I don't think that's backed up by evidence. Elephants, which have very few predators and are really only preyed on when sick, old, or young, sleep only a few hours a day. It's strange because they're highly intelligent and have big, complex brains. Even cats, who sleep a lot everyday, have more predators in the wild, even the big cats. Cats don't sleep long because of lack of predation. They sleep long because they expend huge amounts of energy while awake (i.e., hunting). They require large amounts of energy stored for rabid bursts of expenditure. Sloths sleep a ton, mainly because they're low energy animals.

https://faculty.washington.edu/chudler/chasleep.html

There are plenty of animals on that list that contradict the conjecture that sleep duration is correlated with predation.

> Aquatic creatures have shorter sleep cycles because the dangerous environment requires being alert at all times. Apex predators resort to strategies like sharks, who switch half their brain asleep while the other is awake, or whales, who sleep for only up to 30 minutes to maintain breath.

That again isn't correct. Dolphins have more predators than sperm whales, yet dolphins sleep much longer per day than sperm whales. Most larger whales don't sleep longer than 30 minutes because they need to be awake and more active to keep their body temperature up. It isn't due to needing to breath as most whales consciously breath just fine while sleeping with the side of the brain that stays awake. Sperm whales don't do this because they can hold their breath for long amounts of time (and sleep vertically, which is quite eery looking). Whales, which includes dolphins, mainly adopted the unihemispherical sleeping primarily because they are conscious breathers.

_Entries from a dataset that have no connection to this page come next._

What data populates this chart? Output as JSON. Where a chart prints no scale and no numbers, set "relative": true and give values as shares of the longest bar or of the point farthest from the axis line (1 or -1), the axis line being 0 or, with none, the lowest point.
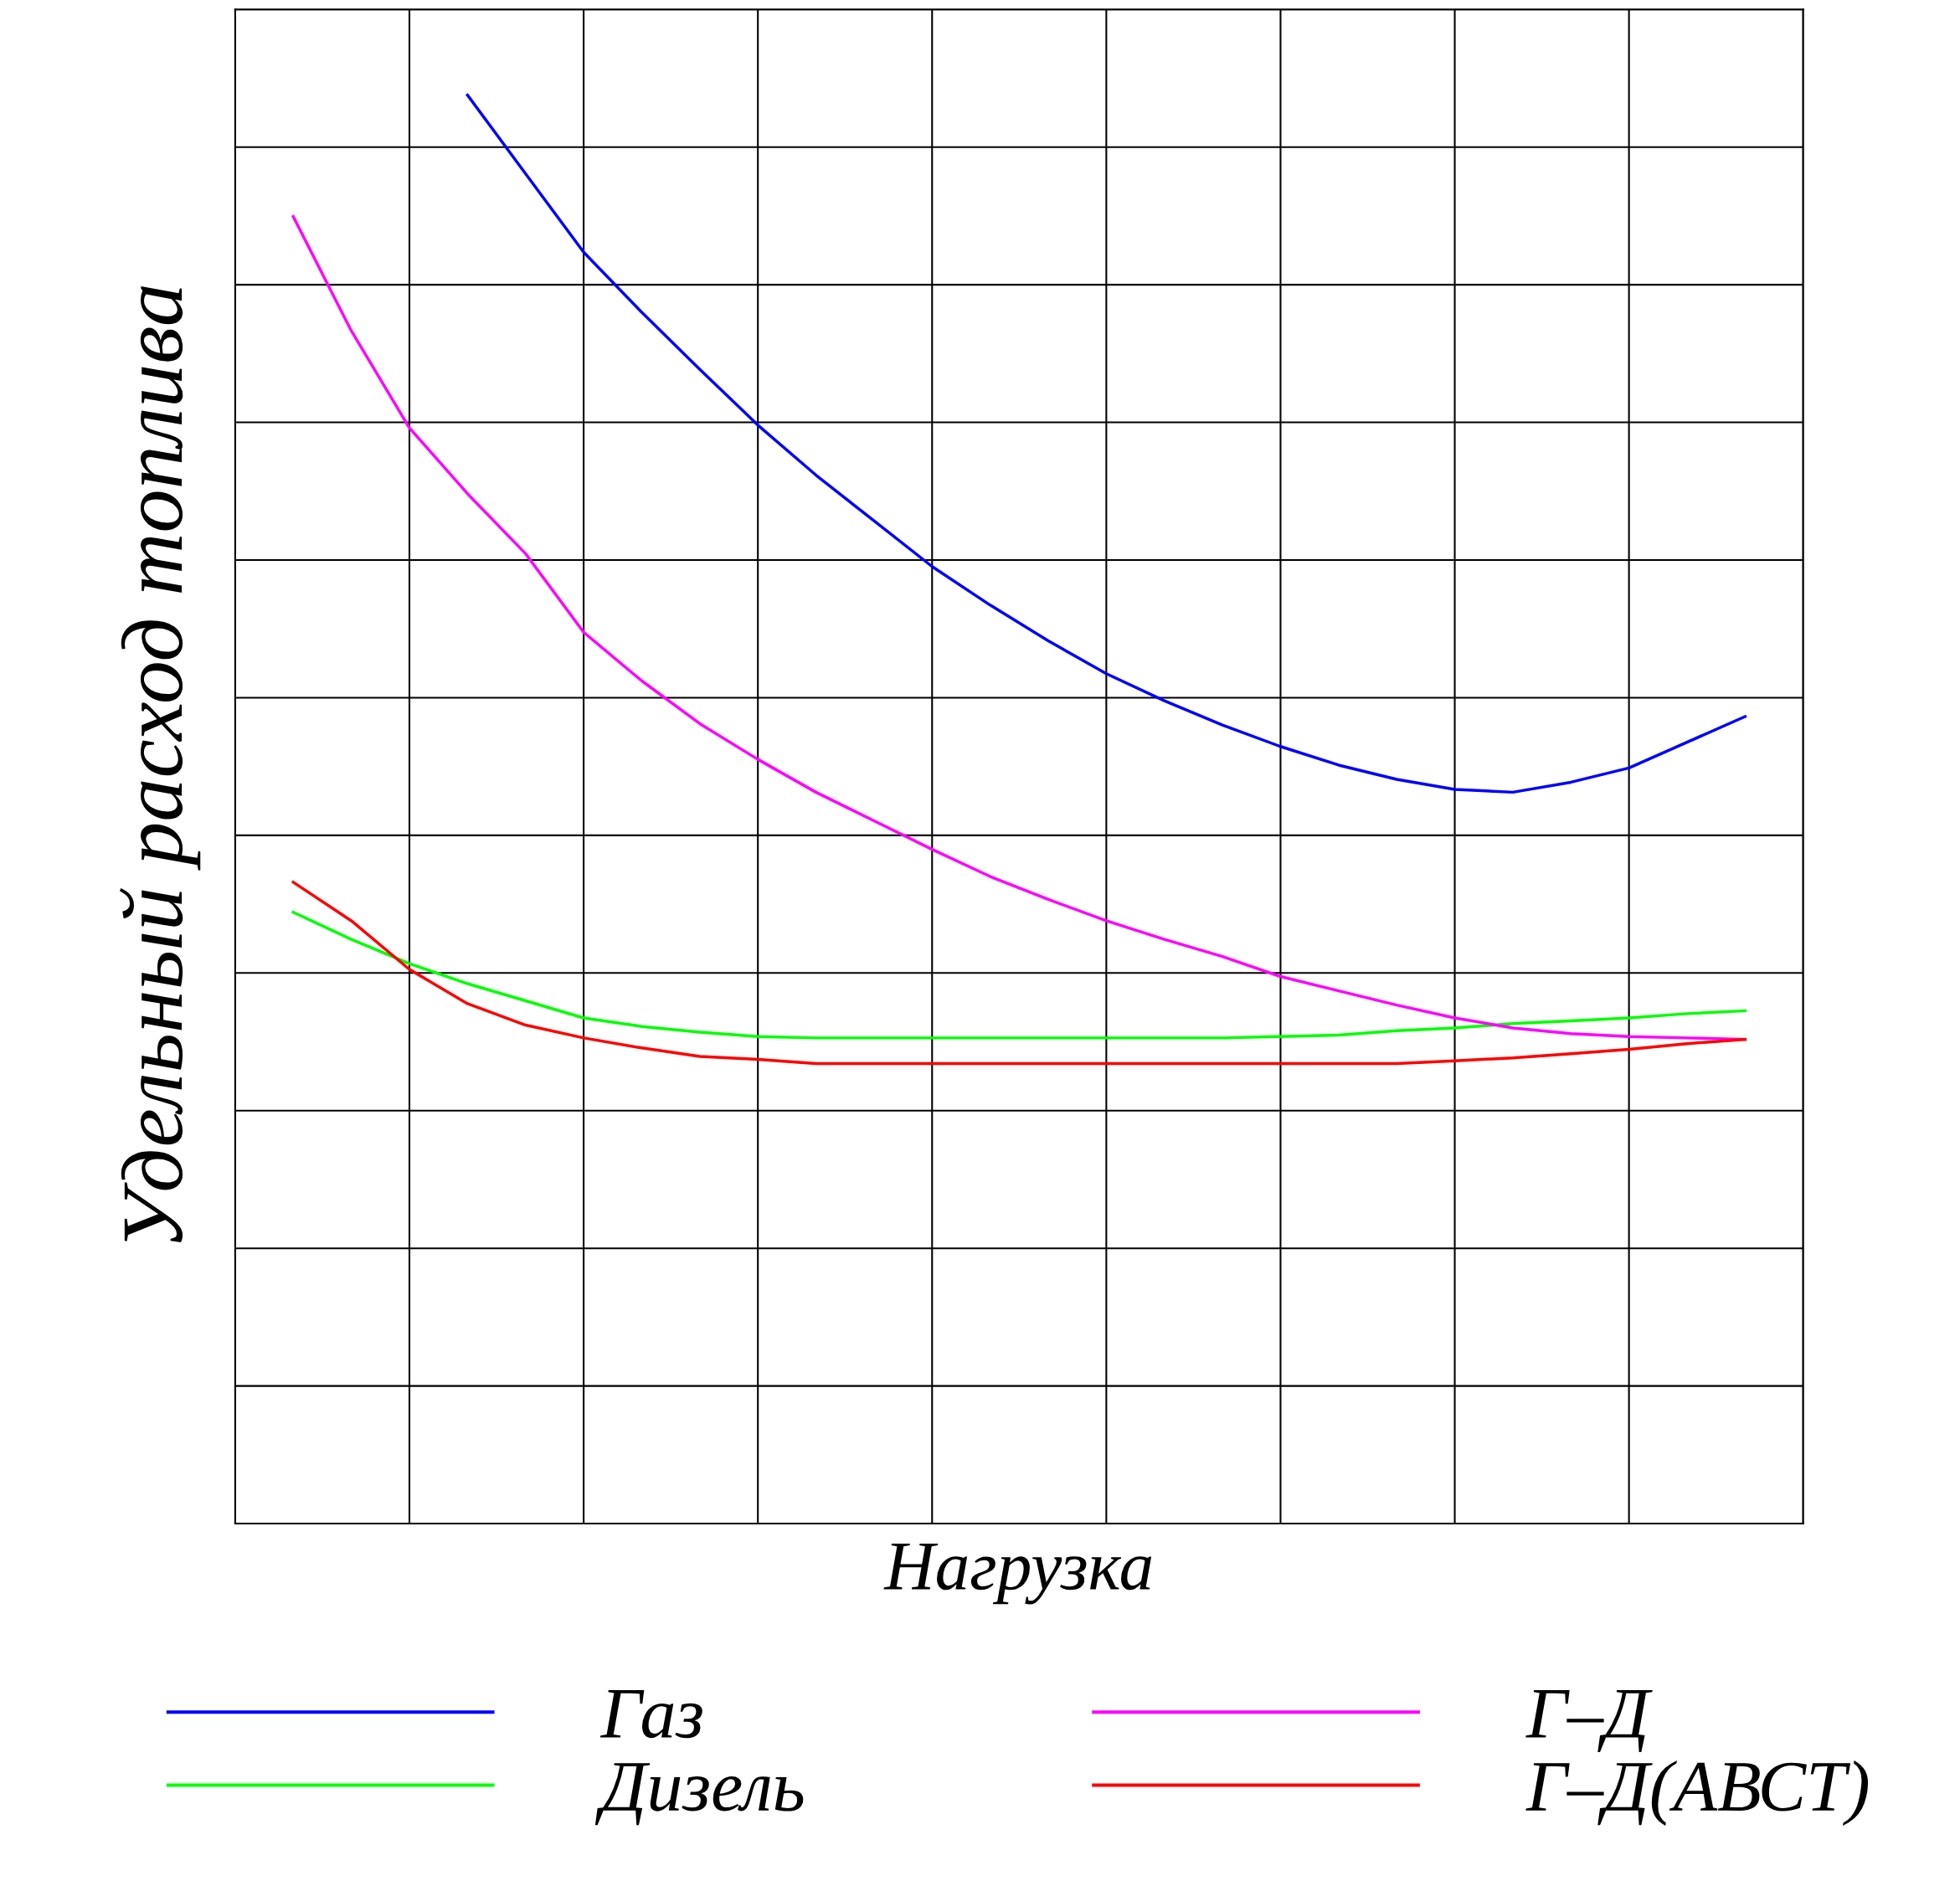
{
  "chart_data": {
    "type": "line",
    "relative": true,
    "xlabel": "Нагрузка",
    "ylabel": "Удельный расход топлива",
    "categories": [
      null,
      null,
      null,
      null,
      null,
      null,
      null,
      null,
      null,
      null,
      null,
      null,
      null,
      null,
      null,
      null,
      null,
      null,
      null,
      null,
      null,
      null,
      null,
      null,
      null,
      null,
      null,
      null
    ],
    "series": [
      {
        "name": "Газ",
        "color": "#0000ff",
        "values": [
          null,
          null,
          null,
          null,
          1.0,
          0.945,
          0.89,
          0.848,
          0.808,
          0.769,
          0.734,
          0.702,
          0.67,
          0.643,
          0.618,
          0.595,
          0.576,
          0.559,
          0.544,
          0.531,
          0.521,
          0.514,
          0.512,
          0.519,
          0.529,
          0.547,
          0.565,
          null
        ]
      },
      {
        "name": "Дизель",
        "color": "#00ff00",
        "values": [
          null,
          0.428,
          0.409,
          0.392,
          0.378,
          0.366,
          0.354,
          0.348,
          0.344,
          0.341,
          0.34,
          0.34,
          0.34,
          0.34,
          0.34,
          0.34,
          0.34,
          0.34,
          0.341,
          0.342,
          0.345,
          0.347,
          0.35,
          0.352,
          0.354,
          0.357,
          0.359,
          null
        ]
      },
      {
        "name": "Г–Д",
        "color": "#ff00ff",
        "values": [
          null,
          0.915,
          0.835,
          0.767,
          0.721,
          0.679,
          0.624,
          0.59,
          0.56,
          0.535,
          0.512,
          0.492,
          0.472,
          0.453,
          0.437,
          0.422,
          0.409,
          0.397,
          0.383,
          0.373,
          0.363,
          0.354,
          0.347,
          0.343,
          0.341,
          0.34,
          0.339,
          null
        ]
      },
      {
        "name": "Г–Д(АВСТ)",
        "color": "#ff0000",
        "values": [
          null,
          0.449,
          0.422,
          0.388,
          0.364,
          0.349,
          0.34,
          0.333,
          0.327,
          0.325,
          0.322,
          0.322,
          0.322,
          0.322,
          0.322,
          0.322,
          0.322,
          0.322,
          0.322,
          0.322,
          0.322,
          0.324,
          0.326,
          0.329,
          0.332,
          0.336,
          0.339,
          null
        ]
      }
    ],
    "grid": true,
    "legend": "bottom",
    "marker": "none",
    "line_style": "solid"
  }
}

> I think you're on to something about energy.

I don't think that's much of a revelation. Sleep is all about energy and restoration.


Melatonin - its 4x more potent as an antioxidant than vitamin C and its used to release mesenchymal stem cells, but plastic in our bodies bind to stem cells and prevent them from working. Even plants have higher levels of melatonin if they are picked in the dark. Blue light increases serotonin synthesis, a Japanese study on school kids found those who walked to school had higher levels of serotonin than those who were driven to school, and after going through the food diary, found it was the direct exposure to daylight (bluelight) which increased the serotonin. Serotonin also increases stem cell (platelets) numbers, SSRI anti depressants suppress stem cell (platelet) numbers.


Interesting study. I wonder if they can find any links with how well babies sleep to the impact it has in adults' sleeping behaviors...whether we carry things from the patterns learned early in life?